Une page d'Évangile
Soufanieh a été pour moi, et pour beaucoup je crois, au
pied de la lettre, des pages d'Évangile vécu. Prenez
par exemple la transformation, non seulement de Nicolas
et de Myrna, mais la disponibilité au Seigneur de toute
la famille et de tant d'autres personnes.
Je vous garantis que pendant les quarante-cinq premiers
jours du phénomène, il y avait en totale disponibilité,
en plus de Myrna et Nicolas, vingt-sept personnes.
Vingt-sept personnes qui étaient, je dirais, sur le
pied de guerre, en disponibilité totale, en service
permanent pour accueillir les gens, surtout les
malades, et pour prier avec eux. Le papa et la maman,
les frères et les soeurs de Myrna. La maman de
Nicolas, une vieille femme toute ratatinée, qui mesure
à peine un mètre cinquante, qui pèse à peine 35 kg, et
qui, jusqu'à maintenant, ne fait que dire: «Je suis aux
ordres de Marie». Et qui passe ses nuits et ses jours à
nettoyer la maison, sans aucune plainte, pour que la
maison soit propre pour les visiteurs de Marie. Plus
ses frères et ses soeurs, leurs maris, leurs enfants,
le voisinage... J'ai compté: pendant les quarante-cinq
premiers jours, exactement vingt-sept personnes
constamment disponibles, en prière et en service, pour
tout et pour tous.
Bien sûr, comme dans l'Évangile, il y a eu aussi des
gens qui ont cherché à profiter un peu de ce phénomène.

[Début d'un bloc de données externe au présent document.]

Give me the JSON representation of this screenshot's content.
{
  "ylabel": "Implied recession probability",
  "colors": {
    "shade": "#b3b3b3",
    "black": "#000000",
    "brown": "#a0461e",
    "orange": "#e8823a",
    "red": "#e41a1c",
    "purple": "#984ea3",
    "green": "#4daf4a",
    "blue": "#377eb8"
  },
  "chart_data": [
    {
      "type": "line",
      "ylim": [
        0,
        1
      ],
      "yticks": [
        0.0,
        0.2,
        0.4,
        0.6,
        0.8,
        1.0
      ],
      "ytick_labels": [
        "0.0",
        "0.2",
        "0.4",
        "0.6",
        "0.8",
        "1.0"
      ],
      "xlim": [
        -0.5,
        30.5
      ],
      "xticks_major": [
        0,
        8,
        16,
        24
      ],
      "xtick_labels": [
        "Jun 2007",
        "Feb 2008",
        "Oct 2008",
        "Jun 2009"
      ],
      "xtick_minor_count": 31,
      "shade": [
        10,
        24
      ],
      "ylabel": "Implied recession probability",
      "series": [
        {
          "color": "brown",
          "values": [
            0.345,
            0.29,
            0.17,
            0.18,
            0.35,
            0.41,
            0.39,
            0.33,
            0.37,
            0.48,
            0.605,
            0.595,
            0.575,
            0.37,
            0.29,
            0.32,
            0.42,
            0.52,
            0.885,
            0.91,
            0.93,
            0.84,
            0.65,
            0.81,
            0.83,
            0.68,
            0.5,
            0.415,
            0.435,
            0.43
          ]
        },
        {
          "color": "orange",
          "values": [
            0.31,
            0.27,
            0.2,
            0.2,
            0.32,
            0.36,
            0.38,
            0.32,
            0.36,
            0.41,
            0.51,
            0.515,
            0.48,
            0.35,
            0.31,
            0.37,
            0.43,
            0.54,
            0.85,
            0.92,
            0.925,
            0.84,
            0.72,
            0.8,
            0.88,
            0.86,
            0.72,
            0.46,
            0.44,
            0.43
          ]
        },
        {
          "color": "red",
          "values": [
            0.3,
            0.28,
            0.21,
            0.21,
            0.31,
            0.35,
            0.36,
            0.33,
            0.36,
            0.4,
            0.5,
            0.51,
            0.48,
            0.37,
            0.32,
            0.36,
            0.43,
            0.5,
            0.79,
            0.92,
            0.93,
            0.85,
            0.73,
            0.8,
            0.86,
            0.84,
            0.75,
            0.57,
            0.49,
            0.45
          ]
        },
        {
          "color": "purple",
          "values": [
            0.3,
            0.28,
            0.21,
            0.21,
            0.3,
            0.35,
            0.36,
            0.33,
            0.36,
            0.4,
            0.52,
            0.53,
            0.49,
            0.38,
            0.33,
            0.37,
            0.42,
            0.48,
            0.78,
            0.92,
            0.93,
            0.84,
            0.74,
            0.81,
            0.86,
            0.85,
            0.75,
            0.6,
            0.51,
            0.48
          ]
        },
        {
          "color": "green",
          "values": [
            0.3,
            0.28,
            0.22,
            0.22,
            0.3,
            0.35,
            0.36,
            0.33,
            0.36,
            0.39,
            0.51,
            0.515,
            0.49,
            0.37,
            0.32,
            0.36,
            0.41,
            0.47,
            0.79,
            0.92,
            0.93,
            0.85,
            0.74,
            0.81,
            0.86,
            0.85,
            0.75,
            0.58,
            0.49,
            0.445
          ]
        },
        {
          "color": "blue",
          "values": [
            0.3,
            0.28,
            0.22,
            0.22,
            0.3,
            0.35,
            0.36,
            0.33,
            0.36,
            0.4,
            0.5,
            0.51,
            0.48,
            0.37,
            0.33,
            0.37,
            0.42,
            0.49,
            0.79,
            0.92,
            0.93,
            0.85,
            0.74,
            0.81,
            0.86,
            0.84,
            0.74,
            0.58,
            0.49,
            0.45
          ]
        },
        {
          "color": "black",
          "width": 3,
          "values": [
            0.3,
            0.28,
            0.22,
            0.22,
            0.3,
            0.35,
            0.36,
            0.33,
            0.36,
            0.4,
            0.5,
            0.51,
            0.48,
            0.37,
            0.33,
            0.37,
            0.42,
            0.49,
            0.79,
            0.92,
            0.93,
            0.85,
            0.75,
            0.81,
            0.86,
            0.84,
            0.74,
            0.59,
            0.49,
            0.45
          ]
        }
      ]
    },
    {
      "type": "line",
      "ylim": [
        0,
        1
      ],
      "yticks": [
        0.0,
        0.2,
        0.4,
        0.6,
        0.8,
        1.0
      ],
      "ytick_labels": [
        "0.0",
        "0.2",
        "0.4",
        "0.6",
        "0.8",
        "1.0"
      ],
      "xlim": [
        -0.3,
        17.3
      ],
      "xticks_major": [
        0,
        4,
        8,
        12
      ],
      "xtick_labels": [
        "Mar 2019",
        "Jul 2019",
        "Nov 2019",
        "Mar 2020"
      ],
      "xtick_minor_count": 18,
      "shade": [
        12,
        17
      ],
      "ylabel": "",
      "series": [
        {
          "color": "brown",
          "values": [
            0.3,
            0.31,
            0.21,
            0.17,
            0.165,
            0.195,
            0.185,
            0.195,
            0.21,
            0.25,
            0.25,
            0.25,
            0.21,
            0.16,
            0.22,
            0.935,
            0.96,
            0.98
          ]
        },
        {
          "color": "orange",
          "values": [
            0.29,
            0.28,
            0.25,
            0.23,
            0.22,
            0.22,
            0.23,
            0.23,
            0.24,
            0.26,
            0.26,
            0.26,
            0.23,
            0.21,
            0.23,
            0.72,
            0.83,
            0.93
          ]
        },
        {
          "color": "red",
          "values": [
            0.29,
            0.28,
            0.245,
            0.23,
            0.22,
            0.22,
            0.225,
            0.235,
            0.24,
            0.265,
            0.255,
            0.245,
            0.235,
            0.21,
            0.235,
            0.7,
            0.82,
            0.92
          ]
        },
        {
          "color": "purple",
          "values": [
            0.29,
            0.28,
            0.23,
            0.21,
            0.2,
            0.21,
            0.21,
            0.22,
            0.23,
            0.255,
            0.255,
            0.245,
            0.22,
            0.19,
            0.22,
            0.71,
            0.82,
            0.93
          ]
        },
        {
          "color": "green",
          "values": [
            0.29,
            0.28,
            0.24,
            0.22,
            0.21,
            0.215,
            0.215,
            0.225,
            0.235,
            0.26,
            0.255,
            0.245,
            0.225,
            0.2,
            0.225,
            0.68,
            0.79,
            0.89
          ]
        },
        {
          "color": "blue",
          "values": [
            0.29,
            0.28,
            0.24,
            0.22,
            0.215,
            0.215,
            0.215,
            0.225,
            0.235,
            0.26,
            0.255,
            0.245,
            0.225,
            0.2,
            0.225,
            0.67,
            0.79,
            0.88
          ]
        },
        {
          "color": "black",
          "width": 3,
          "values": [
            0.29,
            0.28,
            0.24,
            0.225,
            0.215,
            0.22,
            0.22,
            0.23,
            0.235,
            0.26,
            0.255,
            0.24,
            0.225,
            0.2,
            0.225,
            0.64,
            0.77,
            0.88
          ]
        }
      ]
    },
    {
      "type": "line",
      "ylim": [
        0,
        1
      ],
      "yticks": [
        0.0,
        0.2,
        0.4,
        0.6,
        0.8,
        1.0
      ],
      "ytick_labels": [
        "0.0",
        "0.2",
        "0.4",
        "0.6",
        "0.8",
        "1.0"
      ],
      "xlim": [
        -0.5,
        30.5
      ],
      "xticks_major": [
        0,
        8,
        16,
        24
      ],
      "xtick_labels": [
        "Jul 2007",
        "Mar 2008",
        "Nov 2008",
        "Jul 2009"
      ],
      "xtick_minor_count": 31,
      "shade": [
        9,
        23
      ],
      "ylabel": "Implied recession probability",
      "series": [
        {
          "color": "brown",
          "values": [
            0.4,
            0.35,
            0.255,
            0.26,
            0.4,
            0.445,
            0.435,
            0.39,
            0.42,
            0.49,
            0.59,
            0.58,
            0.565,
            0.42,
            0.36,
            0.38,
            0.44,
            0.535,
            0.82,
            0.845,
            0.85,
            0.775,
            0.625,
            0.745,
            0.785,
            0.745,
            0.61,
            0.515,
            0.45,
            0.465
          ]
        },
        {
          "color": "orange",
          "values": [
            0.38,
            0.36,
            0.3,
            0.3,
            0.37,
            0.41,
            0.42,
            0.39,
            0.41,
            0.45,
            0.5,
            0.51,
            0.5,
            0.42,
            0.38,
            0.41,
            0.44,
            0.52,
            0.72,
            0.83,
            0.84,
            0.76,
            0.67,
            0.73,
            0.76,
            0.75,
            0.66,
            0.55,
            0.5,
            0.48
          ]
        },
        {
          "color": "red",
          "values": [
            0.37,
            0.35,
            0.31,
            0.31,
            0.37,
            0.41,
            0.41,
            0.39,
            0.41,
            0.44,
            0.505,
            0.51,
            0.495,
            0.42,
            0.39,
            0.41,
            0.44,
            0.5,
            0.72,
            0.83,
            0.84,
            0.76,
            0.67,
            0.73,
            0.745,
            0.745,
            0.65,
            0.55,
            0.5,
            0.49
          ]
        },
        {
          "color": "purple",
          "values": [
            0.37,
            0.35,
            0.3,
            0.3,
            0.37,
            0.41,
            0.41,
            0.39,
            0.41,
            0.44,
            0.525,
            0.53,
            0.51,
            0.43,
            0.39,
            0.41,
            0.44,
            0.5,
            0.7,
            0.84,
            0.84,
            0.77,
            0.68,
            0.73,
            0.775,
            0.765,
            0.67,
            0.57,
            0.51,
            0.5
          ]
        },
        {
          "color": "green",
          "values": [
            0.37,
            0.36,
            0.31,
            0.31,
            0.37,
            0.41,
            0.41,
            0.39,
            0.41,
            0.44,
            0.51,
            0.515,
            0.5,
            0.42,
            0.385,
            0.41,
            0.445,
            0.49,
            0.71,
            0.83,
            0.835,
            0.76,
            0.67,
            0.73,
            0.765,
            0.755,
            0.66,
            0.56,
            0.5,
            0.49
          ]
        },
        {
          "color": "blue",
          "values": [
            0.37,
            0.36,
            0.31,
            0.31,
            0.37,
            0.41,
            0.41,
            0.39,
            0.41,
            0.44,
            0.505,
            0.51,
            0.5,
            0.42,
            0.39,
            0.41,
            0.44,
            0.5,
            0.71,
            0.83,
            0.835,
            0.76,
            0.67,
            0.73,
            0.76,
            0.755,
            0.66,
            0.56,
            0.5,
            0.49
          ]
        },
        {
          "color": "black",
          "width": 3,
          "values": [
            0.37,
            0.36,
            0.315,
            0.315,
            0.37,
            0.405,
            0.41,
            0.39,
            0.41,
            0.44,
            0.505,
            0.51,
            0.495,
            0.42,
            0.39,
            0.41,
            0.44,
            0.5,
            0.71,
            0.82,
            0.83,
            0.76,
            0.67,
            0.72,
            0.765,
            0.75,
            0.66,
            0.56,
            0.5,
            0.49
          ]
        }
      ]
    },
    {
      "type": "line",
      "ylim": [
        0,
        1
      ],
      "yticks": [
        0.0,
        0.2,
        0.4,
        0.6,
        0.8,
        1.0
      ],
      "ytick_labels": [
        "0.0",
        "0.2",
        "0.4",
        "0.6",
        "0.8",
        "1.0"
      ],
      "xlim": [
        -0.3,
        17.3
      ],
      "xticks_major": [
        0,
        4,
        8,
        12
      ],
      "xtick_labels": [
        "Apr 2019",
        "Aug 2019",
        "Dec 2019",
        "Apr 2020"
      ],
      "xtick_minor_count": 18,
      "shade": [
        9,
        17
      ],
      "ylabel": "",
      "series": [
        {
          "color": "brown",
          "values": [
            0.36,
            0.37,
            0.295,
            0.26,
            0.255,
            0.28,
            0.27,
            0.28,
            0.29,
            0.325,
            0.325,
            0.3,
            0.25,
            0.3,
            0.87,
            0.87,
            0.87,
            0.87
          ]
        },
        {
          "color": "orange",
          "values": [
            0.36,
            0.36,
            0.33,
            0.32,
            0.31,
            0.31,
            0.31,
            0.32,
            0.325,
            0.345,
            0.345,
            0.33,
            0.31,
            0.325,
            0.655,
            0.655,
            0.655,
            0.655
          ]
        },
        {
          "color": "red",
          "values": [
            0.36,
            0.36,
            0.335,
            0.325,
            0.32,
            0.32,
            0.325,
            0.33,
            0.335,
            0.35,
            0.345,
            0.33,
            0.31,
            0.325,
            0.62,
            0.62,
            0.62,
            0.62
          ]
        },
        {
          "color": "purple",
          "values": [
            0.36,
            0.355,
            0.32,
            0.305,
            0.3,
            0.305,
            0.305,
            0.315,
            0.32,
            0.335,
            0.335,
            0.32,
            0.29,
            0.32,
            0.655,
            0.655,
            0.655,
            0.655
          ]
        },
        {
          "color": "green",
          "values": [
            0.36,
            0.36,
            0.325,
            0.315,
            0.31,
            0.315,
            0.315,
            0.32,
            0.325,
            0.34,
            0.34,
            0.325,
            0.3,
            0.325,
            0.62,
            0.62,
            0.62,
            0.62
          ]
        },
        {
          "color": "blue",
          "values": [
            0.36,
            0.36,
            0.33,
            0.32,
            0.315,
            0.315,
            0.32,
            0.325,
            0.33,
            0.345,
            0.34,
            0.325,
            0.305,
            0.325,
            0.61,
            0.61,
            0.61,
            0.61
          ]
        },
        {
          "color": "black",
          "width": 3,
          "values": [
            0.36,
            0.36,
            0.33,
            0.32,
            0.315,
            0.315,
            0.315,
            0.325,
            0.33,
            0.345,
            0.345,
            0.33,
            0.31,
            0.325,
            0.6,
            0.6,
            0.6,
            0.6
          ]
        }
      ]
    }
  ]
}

Des personnes qui prétendaient être l'objet de visions,
de grâces, de je ne sais quoi, d'un tas de choses, et
qui cherchaient à s'attirer les regards et l'estime des
gens. Il y a eu des gens qui ont essayé de profiter de
ce phénomène pour se mettre un peu en relief.
C'est tout à fait l'Évangile. Quand on voit comment
les Apôtres eux-mêmes ont cherché à exploiter Jésus et
même, comme saint Pierre, à le détourner de sa mission
au point que Jésus lui a dit: «Arrière de moi, Satan!»
(Mt 16, 23), on s'explique les choses. On ne s'étonne
pas.
Croyez-moi, seuls Myrna et Nicolas, avec leurs parents les plus proches, étaient complètement effacés. Effacés et déroutés, ne sachant que faire, cherchant à prier mais quelquefois ne sachant comment prier. Et donc, se laissant emporter par une sorte de spontanéité naturelle. Donc, il y a l'appel et la réponse. Et la réponse peut être très variée. Mais en général, à Soufanieh, cela a été une disponibilité, une joie et un effacement total devant Dieu, dans la prière.